Spin-off di "Il rumore della felicità"
Oliver solitamente non si masturbava. Sapeva benissimo che la sua media settimanale era inferiore a quella dei suoi coetanei. Il problema non era la mancanza di eccitazione, no, fantasticava più che volentieri su un bel culo o una bocca bagnata; il problema era la difficoltà per arrivare all’orgasmo. Faticava, dio se faticava, perfino da solo doveva aspettare di essere dell’umore giusto e prendersi del tempo e impegnarsi.
La maggior parte delle volte si dava una toccatina e cinque minuti dopo lasciava stare. Altre neanche ci provava: canticchiava mentalmente una canzone di Madonna e via, fastidio risolto.
L’argomento era anche spuntato fuori una sera con Erik, l’ultimo di una serie imbarazzante.

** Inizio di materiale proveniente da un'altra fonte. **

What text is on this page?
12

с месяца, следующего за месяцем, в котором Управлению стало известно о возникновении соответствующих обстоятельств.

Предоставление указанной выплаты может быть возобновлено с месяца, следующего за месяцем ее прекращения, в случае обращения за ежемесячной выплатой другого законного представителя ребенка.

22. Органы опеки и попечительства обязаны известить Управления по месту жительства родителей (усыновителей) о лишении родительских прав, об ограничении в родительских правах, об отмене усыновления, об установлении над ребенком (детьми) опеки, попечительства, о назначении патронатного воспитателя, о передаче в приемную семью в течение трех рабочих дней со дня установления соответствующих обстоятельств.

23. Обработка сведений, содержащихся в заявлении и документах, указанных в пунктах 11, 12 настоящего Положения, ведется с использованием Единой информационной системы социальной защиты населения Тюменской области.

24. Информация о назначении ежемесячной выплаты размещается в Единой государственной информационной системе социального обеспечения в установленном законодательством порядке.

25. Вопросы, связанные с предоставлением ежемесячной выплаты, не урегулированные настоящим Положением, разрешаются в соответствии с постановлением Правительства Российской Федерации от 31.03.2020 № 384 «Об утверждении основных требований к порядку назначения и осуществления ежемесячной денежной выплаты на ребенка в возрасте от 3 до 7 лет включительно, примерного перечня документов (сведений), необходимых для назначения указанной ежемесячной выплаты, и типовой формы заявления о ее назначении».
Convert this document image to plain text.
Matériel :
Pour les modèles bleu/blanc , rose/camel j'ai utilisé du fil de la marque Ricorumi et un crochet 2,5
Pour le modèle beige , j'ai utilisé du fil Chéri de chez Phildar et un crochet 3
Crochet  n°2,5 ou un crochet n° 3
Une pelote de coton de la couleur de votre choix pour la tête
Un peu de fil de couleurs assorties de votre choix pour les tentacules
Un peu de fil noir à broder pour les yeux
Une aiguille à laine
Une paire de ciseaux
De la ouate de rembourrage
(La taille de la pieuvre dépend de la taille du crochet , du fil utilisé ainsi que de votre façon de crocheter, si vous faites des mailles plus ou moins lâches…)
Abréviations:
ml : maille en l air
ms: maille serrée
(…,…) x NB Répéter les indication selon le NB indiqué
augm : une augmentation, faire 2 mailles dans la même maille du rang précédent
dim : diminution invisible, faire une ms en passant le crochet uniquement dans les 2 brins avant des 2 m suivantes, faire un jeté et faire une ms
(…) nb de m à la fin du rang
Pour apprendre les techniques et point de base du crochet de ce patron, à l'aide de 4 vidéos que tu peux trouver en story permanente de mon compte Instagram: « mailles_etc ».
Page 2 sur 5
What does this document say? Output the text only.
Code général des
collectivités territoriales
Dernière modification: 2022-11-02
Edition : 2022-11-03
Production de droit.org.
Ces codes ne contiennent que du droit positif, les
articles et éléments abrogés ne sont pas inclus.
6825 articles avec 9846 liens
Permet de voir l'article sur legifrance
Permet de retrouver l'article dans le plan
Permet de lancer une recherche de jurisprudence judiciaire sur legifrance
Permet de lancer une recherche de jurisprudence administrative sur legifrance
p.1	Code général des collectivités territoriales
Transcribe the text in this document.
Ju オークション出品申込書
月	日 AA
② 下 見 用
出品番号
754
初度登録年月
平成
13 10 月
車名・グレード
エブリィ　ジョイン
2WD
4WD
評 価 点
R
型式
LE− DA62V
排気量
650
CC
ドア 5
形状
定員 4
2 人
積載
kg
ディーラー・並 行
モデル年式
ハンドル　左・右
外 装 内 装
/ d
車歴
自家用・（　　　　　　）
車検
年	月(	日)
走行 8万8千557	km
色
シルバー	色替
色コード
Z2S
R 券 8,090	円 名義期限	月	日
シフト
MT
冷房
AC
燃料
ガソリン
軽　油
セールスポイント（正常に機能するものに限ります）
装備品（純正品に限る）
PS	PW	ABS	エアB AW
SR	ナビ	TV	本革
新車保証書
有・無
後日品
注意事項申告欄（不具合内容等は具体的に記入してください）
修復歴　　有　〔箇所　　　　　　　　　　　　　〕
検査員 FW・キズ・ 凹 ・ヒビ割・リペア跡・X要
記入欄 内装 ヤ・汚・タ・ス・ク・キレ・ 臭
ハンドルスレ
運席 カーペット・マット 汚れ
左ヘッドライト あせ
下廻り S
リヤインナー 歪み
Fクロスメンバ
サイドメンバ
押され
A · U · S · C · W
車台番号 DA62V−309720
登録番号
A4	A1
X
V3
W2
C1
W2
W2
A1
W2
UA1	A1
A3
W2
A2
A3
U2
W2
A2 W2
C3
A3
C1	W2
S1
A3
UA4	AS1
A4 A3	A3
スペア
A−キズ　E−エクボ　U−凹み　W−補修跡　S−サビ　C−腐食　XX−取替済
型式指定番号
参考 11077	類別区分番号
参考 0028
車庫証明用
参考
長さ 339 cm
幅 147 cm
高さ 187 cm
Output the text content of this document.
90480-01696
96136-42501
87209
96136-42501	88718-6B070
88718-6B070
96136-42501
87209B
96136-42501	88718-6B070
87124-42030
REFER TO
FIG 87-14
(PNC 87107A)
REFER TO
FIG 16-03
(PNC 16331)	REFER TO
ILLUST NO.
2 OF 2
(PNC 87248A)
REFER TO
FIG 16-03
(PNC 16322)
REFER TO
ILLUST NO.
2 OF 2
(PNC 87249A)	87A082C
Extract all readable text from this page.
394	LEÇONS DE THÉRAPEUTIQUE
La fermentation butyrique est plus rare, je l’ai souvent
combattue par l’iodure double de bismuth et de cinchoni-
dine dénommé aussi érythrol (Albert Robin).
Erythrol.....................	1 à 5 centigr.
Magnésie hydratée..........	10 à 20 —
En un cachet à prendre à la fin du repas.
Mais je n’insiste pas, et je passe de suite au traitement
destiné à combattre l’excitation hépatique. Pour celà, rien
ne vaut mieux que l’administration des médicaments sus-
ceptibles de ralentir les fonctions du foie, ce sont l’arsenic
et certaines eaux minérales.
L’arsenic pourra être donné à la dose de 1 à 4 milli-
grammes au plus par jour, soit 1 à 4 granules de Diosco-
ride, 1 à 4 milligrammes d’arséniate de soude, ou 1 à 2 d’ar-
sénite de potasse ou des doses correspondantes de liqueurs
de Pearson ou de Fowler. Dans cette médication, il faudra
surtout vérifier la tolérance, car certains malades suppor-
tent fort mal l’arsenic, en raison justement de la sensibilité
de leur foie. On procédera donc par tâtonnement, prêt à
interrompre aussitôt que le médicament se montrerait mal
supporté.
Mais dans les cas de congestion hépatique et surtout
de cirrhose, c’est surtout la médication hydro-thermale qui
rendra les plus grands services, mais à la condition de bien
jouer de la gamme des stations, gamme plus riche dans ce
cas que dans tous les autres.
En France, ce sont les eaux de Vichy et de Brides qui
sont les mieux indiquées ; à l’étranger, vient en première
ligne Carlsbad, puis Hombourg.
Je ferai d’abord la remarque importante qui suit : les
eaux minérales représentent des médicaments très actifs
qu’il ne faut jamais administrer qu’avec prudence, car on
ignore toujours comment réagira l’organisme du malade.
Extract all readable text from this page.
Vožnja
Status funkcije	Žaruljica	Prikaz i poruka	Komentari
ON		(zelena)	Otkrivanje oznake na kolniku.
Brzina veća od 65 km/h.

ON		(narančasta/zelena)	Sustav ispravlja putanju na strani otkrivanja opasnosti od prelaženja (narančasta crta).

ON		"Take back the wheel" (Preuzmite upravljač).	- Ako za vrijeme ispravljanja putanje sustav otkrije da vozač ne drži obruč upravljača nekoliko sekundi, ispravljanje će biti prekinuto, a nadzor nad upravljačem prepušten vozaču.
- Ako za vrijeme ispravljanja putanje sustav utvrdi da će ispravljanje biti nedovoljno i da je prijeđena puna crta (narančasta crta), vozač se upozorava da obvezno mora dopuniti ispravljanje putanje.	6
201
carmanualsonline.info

Gli aveva offerto un passaggio dopo un lavoro - come cavolo gli era venuto in mente? La gelosia gli aveva rosicchiato lo stomaco per tutto il pomeriggio - e Erik era entrato in auto con una nuvola temporalesca sopra la testa.
Alla sua domanda su cosa fosse successo, aveva rotto il tabù di non parlare dei clienti, a cui solitamente era molto attento, confidandosi con lui. Il clown del giorno, tale represso che era il fratello della ragazza che lo pagava per fingersi il suo fidanzato, si era masturbato guardandolo, nascosto dal tavolo. Ne era sorta una lite di tutto rispetto tra lui, la sorella e il povero Erik che non sapeva di star lavorando doppio al prezzo di uno.
Oliver aveva cercato di addolcire i suoi lineamenti seccati dirottando un po’ la conversazione, magari su qualcosa di altrettanto piccante ma compiacente a Erik. Ed era caduto nella sua stessa rete.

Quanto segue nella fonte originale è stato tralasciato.